Apr 2 2014
Beverly L. Davidson, Ph.D., a nationally prominent expert in gene therapy, is joining The Children's Hospital of Philadelphia (CHOP) today.
Dr. Davidson, who investigates gene therapy for neurodegenerative diseases, arrives from the Center for Gene Therapy at the University of Iowa. She served as associate director at that Center, as well as director of the Gene Therapy Vector Core, and held the Roy J. Carver Biomedical Research Chair in Internal Medicine at the University. She also was Vice Chair of the Department of Internal Medicine and was a Professor in Internal Medicine, Neurology, and Physiology & Biophysics.
She has been named to the Arthur V. Meigs Chair in Pediatrics at CHOP and will join the hospital's Department of Pathology and Laboratory Medicine. "We heartily welcome Dr. Davidson to our hospital, and are excited that she has chosen to continue her groundbreaking gene therapy research here," said Robert W. Doms, M.D., Ph.D., pathologist-in-chief at The Children's Hospital of Philadelphia. "She will greatly enhance our abilities to translate important biological discoveries into pioneering treatments for deadly diseases."
In addition, Dr. Davidson will serve as the new director of the Center for Cellular and Molecular Therapeutics at CHOP. The mission of the Center is to use pioneering research in cell and gene therapy to develop novel therapeutic approaches for hitherto untreatable illnesses. The inaugural director of the Center, Katherine A. High, M.D., said, "I am thrilled that we have been able to recruit one of the premier translational investigators in the U.S. to serve as the next director of the Center. I have led the Center for the last ten years, and I eagerly look forward to the innovations of the next decade, under Dr. Davidson's leadership."
Dr. Davidson has concentrated on inherited genetic diseases that attack the central nervous system, with a particular focus on childhood-onset neurodegenerative diseases such as Batten disease and similar diseases called lysosomal storage disorders. In these disorders, the lack of an enzyme impairs lysosomes, proteins that perform crucial roles in removing unwanted by-products of cellular metabolism. Toxic waste products then accumulate in the brain and cause progressively severe brain damage.
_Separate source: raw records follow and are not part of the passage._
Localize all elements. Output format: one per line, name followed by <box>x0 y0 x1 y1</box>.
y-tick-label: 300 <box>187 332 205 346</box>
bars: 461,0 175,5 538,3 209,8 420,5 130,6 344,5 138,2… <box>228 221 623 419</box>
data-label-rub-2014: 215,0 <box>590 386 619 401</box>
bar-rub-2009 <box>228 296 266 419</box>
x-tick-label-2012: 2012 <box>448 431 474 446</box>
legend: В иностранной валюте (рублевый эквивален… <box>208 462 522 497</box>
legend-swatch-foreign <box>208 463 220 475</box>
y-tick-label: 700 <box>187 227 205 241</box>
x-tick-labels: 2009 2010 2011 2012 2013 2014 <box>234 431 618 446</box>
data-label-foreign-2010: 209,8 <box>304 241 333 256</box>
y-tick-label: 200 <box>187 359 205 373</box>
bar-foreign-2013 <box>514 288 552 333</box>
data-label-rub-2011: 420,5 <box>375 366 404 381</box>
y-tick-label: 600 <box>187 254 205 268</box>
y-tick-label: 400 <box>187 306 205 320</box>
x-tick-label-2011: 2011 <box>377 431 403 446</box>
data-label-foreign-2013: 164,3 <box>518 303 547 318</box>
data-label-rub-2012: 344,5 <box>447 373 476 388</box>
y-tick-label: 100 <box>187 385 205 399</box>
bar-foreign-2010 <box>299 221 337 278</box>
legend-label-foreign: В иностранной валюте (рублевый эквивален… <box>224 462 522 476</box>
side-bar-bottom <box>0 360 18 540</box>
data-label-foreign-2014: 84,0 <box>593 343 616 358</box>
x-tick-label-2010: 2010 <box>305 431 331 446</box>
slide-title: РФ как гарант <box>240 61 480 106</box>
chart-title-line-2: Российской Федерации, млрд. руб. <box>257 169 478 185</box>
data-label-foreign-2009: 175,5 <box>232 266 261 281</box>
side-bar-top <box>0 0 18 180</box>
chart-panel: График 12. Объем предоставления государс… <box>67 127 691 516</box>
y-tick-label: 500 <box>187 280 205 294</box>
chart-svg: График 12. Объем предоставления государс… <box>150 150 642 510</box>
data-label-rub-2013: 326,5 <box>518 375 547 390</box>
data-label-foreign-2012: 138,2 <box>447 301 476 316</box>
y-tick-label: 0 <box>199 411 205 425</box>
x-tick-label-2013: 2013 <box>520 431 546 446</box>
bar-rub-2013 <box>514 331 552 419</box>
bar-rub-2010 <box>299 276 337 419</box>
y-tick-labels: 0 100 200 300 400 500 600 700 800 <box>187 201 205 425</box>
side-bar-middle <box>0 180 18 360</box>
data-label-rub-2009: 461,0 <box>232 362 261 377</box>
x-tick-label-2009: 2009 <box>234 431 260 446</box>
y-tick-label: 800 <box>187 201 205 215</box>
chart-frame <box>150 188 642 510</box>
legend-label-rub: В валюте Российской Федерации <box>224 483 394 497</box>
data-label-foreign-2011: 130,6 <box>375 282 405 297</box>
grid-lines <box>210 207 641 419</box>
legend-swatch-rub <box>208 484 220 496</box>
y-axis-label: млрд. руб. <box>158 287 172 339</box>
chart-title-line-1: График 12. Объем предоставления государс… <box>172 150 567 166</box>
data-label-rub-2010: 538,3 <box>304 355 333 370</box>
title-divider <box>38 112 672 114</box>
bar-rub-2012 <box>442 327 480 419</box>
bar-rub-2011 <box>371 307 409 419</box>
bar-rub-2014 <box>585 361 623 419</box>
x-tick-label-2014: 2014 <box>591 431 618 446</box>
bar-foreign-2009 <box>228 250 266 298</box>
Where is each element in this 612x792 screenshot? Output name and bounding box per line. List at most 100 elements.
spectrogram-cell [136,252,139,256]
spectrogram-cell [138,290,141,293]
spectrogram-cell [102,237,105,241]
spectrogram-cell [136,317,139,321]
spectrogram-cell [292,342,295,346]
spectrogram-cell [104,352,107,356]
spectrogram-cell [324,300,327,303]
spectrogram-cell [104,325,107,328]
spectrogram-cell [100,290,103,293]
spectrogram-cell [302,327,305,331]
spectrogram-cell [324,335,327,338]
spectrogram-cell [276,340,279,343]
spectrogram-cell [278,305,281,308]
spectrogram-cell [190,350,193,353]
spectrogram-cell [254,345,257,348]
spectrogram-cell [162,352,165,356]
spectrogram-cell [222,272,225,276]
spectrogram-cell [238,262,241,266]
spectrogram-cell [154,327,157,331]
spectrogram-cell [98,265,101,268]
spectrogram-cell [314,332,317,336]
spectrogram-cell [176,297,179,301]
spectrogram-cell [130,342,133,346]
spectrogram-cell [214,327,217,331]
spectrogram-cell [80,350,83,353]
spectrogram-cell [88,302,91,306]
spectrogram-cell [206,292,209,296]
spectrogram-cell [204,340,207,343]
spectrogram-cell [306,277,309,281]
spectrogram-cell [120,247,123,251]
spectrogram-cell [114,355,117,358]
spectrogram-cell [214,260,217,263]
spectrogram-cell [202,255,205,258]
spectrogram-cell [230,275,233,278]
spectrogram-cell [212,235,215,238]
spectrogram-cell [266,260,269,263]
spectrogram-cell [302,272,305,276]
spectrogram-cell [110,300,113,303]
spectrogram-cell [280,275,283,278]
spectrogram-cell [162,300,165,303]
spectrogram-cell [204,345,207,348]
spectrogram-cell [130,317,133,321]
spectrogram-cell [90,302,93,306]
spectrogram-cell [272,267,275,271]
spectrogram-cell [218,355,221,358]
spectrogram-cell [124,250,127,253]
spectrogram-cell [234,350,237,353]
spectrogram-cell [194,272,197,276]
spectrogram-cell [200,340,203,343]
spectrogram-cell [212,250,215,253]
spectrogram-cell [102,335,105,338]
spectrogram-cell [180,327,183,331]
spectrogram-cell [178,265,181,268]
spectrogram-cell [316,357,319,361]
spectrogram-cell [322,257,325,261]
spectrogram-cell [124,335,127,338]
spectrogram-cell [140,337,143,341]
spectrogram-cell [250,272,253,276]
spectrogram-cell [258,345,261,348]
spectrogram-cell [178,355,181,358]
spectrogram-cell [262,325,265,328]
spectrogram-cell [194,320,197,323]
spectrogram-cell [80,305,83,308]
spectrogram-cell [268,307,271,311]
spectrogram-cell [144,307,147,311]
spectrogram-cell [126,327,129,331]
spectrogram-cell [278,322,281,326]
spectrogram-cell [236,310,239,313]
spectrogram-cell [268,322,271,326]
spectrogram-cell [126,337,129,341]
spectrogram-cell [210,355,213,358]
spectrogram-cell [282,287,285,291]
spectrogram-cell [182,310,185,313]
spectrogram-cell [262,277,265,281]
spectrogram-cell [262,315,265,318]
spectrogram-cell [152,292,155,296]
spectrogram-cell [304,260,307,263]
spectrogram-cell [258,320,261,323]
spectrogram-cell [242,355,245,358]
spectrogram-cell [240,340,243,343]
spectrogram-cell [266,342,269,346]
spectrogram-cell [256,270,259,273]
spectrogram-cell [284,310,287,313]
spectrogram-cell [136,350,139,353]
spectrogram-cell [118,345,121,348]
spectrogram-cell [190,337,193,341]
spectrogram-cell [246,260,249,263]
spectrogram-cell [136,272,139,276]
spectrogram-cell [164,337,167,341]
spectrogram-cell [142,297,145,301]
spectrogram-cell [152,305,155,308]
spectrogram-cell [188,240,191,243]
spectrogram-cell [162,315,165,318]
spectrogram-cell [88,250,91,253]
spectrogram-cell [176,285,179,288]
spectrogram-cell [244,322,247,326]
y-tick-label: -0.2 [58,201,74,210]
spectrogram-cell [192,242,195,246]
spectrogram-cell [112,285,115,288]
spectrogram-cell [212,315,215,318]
Dr. Davidson has studied the cell biology and biochemistry of these disorders, and has developed novel methods to deliver therapeutic genes to the central nervous system. Her laboratory team has succeeded in reversing neurological deficits in small and large animal models of disease, and is working to advance this approach to treating human diseases.
In addition to lysosomal storage disorders, she has studied other inherited neurological diseases such as Huntington's disease and spino-cerebellar ataxia. In these studies, she has delivered forms of RNA to the brains of animals to silence the activity of disease-causing genes. She also is collaborating with scientists at Massachusetts General Hospital in animal studies of Alzheimer's disease.
Although much of Dr. Davidson's research has centered on delivering beneficial genes to the central nervous system, the viral vectors that she has developed are applicable to other organs and tissues—for example, in gene therapy directed to the lungs or the liver.
Dr. Davidson, who received her Ph.D. in biological chemistry from the University of Michigan and served on the faculty of that institution, is joining the Perelman School of Medicine at the University of Pennsylvania.
Dr. Davidson has served as a board member and treasurer of the American Society for Cell and Gene Therapy, is currently on the Scientific Advisory Board of the Hereditary Disease Foundation, and is Chair of Medical Sciences of the American Association of the Advancement of Science. She also serves on a National Institutes of Health (NIH) review group on translational approaches for human diseases.
She is a principal investigator of over a dozen grants from the NIH and various foundations, has contributed hundreds of publications to the scientific literature, and serves on the editorial boards of Molecular Therapy and Human Molecular Genetics, in addition to past roles on other editorial boards.